The current study showed that RBCs parameters, NLR, PLR, SII, ESR, and CRP levels were significantly higher in AS patients with higher disease activity. The persistent inflammation that is seen in individuals with high disease activity can help to explain this observation. Similarly, Liang T et al. [36] found a correlation between PLR and NLR on one side and disease activity grading on the other side. Moreover, they observed that PLR was associated with the severity of AS and may be used independently to diagnose AS. Also, Al-Osami et al. [46] found that NLR and PLR were significantly higher in the AS patients with active disease compared to those with inactive disease, even though there was no significant difference in the same parameters between AS patients and healthy controls. Inal et al. [38] and Kucuk et al. [45] also reported the same finding as regards NLR and PLR. Furthermore, Wu J et al. [13] reported that patients with active AS had significantly higher NLR, SII, and PLR levels than those in remission. The increase in SII level may be due to the increase in neutrophils, together with thrombocytosis and lymphopenia caused by an immune-inflammatory response.

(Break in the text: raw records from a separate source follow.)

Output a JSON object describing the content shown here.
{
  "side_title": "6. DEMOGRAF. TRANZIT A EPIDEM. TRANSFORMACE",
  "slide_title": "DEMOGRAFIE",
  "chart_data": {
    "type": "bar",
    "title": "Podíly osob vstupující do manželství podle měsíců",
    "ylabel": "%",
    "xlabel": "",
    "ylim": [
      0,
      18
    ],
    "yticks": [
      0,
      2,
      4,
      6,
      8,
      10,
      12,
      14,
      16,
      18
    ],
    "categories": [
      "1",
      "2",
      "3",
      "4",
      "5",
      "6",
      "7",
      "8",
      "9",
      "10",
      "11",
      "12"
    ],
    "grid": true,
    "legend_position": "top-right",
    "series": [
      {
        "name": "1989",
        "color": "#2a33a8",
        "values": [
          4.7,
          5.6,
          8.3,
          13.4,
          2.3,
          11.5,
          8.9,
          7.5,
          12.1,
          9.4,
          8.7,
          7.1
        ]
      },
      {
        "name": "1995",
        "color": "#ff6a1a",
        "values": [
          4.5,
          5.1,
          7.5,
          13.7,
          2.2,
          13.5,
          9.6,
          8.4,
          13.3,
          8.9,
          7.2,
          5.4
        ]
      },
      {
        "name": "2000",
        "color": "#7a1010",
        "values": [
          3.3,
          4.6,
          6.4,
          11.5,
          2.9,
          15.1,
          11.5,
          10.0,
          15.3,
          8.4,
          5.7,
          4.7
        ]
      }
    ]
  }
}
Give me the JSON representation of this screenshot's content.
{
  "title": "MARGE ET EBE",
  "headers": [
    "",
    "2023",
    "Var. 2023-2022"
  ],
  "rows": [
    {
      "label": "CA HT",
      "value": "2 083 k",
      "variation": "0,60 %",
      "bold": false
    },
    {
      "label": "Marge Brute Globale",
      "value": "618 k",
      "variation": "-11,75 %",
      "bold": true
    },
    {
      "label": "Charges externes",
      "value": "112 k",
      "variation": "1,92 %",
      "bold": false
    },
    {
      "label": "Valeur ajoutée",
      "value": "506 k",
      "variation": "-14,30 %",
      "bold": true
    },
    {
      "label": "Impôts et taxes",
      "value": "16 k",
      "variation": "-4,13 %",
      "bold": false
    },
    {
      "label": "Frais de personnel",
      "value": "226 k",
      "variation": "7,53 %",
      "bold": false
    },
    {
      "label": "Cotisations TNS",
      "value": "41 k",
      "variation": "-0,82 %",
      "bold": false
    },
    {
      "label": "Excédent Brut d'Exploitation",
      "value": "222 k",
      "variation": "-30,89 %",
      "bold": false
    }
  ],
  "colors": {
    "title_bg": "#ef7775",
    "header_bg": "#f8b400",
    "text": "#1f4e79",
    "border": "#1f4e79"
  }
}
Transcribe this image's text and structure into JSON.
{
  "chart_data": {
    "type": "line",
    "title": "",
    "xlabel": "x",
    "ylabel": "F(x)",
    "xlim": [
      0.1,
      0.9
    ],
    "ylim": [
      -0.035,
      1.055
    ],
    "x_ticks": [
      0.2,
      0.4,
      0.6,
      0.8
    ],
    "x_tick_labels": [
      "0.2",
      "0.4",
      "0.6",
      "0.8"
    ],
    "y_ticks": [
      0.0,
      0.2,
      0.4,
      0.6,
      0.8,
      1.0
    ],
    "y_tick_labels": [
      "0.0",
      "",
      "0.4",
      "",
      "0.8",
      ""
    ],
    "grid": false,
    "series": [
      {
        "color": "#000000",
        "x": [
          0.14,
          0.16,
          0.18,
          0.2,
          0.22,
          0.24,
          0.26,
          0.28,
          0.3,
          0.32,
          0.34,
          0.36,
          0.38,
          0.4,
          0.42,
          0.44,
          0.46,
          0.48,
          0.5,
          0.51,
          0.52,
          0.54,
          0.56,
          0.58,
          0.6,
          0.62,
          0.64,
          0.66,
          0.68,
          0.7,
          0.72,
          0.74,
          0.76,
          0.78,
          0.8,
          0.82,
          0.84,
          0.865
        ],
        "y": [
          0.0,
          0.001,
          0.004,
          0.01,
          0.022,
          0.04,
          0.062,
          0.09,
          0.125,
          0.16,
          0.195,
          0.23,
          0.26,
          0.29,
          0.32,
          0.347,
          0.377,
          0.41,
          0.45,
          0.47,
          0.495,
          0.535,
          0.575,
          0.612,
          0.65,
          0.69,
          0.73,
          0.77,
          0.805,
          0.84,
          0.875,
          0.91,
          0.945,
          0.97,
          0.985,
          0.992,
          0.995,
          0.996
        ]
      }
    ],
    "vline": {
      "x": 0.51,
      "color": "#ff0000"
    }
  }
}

Moreover, there was a significant correlation between PLR and SII levels on one side and ESR on the other. This emphasizes the importance of these indices for monitoring the inflammatory process in AS patients, particularly when combined with acute phase reactants such as ESR.

Conclusions

Hematological indices such as PLR, NLR, and SII might be potential markers for follow-up of disease activity and therapeutic response in AS patients treated with biological therapy. This emphasizes the significance of a comprehensive approach for AS patient assessment and follow-up of therapeutic drugs, considering inflammatory markers, hematological indices, and disease activity scores.